The American dream is that any citizen, regardless of sex, race, creed, or color, can rise on his determination and merit. History is littered with examples of the reformers who worked to realize that dream, pushing the most influential institutions in the country to prize talent and hard work over wealth and connections.
The introduction of standardized testing, accessible to all American teens, was part of that push. Harvard University began administering a standardized test to all applicants in 1905. Its effect was profound and immediate: historically a landing spot for the Protestant upper crust, the school began admitting far more public school kids, Catholics, and Jews.
The increasing number of Jewish students was a major concern for Harvard president and committed progressive A. Lawrence Lowell. He tried to implement a quota on Jews, then pivoted to an admissions process that used intangible factors such as "character" and "manliness." It worked: Jewish applicants consistently fell short.
These sorts of hazy, intangible assessments are now championed by the left. In the name of racial equality, the woke now seek to dismantle meritocratic norms and return to the quota systems that practices like standardized testing were designed to relegate to the trash heap of history.

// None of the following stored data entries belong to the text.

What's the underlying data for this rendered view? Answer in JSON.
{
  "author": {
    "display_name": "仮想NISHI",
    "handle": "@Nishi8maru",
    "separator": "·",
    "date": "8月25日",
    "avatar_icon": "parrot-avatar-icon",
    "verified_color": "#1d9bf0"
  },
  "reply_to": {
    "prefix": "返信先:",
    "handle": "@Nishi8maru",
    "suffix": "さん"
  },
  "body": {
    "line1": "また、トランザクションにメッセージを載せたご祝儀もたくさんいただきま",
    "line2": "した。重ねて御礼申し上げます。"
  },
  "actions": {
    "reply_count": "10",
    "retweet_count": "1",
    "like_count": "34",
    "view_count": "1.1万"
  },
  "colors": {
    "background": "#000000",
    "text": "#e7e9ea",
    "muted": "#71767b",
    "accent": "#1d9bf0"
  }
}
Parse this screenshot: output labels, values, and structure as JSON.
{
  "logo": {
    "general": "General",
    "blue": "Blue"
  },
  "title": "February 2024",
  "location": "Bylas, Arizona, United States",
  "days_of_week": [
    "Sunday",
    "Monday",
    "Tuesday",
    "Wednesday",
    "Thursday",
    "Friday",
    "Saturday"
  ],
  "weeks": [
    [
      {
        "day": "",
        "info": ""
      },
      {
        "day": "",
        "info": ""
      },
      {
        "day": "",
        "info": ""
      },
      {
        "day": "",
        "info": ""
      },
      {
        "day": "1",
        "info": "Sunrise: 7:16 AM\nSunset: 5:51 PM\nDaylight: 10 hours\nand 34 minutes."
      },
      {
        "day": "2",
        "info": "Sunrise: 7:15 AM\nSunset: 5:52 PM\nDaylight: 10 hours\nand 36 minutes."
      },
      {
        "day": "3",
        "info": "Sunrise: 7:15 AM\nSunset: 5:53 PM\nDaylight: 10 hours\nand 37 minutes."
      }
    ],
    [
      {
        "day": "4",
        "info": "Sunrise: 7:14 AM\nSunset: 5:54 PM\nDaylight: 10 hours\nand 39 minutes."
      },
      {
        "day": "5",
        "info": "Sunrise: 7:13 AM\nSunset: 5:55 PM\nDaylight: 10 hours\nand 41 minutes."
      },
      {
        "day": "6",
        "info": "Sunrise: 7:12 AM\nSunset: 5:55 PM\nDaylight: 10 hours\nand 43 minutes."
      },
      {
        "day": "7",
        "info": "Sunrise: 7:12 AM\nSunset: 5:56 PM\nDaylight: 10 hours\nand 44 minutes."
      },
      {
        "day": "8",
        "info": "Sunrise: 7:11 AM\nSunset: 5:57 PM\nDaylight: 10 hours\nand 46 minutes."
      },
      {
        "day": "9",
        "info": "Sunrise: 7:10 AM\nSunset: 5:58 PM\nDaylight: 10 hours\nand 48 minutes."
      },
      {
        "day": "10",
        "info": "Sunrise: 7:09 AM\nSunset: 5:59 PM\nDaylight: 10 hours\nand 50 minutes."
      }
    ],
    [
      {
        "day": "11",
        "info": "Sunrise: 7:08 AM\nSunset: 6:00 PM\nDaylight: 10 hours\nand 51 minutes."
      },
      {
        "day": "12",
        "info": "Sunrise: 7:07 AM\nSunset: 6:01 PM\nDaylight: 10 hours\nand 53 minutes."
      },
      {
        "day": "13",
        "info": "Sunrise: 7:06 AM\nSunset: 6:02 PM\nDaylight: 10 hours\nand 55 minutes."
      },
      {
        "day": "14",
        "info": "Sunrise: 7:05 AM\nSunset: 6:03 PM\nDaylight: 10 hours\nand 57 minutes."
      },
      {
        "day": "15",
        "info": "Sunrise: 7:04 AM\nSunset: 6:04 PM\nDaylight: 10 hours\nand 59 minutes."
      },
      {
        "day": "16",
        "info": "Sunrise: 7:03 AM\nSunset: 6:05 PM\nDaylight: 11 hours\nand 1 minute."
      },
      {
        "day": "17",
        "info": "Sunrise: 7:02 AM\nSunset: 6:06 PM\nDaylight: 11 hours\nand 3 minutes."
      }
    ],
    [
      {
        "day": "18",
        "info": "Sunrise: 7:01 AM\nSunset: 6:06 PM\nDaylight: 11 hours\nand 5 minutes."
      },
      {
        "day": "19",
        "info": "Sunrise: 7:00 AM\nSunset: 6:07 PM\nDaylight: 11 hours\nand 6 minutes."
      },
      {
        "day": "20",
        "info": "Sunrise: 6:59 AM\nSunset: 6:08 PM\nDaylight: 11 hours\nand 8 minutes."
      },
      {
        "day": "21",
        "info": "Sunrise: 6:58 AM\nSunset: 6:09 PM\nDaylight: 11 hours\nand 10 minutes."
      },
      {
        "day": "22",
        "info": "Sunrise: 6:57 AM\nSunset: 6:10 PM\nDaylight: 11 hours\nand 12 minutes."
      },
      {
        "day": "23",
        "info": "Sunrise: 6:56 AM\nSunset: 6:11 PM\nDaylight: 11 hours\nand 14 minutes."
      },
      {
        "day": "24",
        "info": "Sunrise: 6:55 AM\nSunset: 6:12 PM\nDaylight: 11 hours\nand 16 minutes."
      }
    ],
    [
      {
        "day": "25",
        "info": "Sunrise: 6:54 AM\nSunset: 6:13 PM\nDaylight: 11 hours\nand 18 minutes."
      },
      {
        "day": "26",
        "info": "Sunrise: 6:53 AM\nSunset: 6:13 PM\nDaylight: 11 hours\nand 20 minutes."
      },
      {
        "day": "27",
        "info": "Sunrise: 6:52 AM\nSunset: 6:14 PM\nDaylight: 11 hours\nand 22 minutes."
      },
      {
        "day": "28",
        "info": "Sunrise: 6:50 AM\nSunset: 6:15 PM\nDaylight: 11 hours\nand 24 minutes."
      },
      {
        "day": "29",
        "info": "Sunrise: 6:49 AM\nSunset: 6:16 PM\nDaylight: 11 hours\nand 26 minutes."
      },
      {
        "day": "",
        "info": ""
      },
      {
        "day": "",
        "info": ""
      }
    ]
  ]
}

In a lawsuit likely headed for the Supreme Court, hundreds of would-be Asian admittees allege that Harvard caps their numbers with quotas based on "personality"—an eerie echo of Lowell’s method for keeping out Jews.
The New York Times’s classical music critic, Anthony Tommasini, is calling for the end of the blind symphony audition, which drove a tripling of women's representation in the field, so that conductors can make race-based selections. The University of Connecticut School of Medicine, where merit is literally a matter of life or death, recently suspended admissions to its honor society because the GPA-based admissions criterion did not produce an honor society that, as Bill Clinton said, "looked like America."
The SAT—which measures intellect better and more fairly than do intangible heuristics—is under fire. University of California president and former Obama official Janet Napolitano has joined the chorus of administrators at elite universities who complain that race-blind admissions aren’t producing the desired results.
Those calling for "progress" usually want to forfeit someone else's job. Tommasini is a white man, as are all his listed colleagues at the Times's "music" section. So is the L.A. Times's Mark Swed, and Washington Post music critic Michael Brodeur, who recently penned a news report about classical music's "long overdue reckoning with racism."
All are curiously quiet on the "racism" of their clique. None seem ready to give up their own position for indigenous or trans critics, who surely exist! Surely they are waiting somewhere for the call from the New York Times that their turn has come, merit be damned!
As the Times's own Ross Douthat noted, those who stand to benefit most from this new attitude are the rich and powerful, who will be free to clear the way for their underachieving kids—the Varsity Blues scandal, legitimated by wokeness.
The new war on merit is the same as the old, and it marks regression rather than progress. It's straight out of Lowell's playbook: In the name of "equality," tear down the only system we have that gives the talented a shot over the powerful.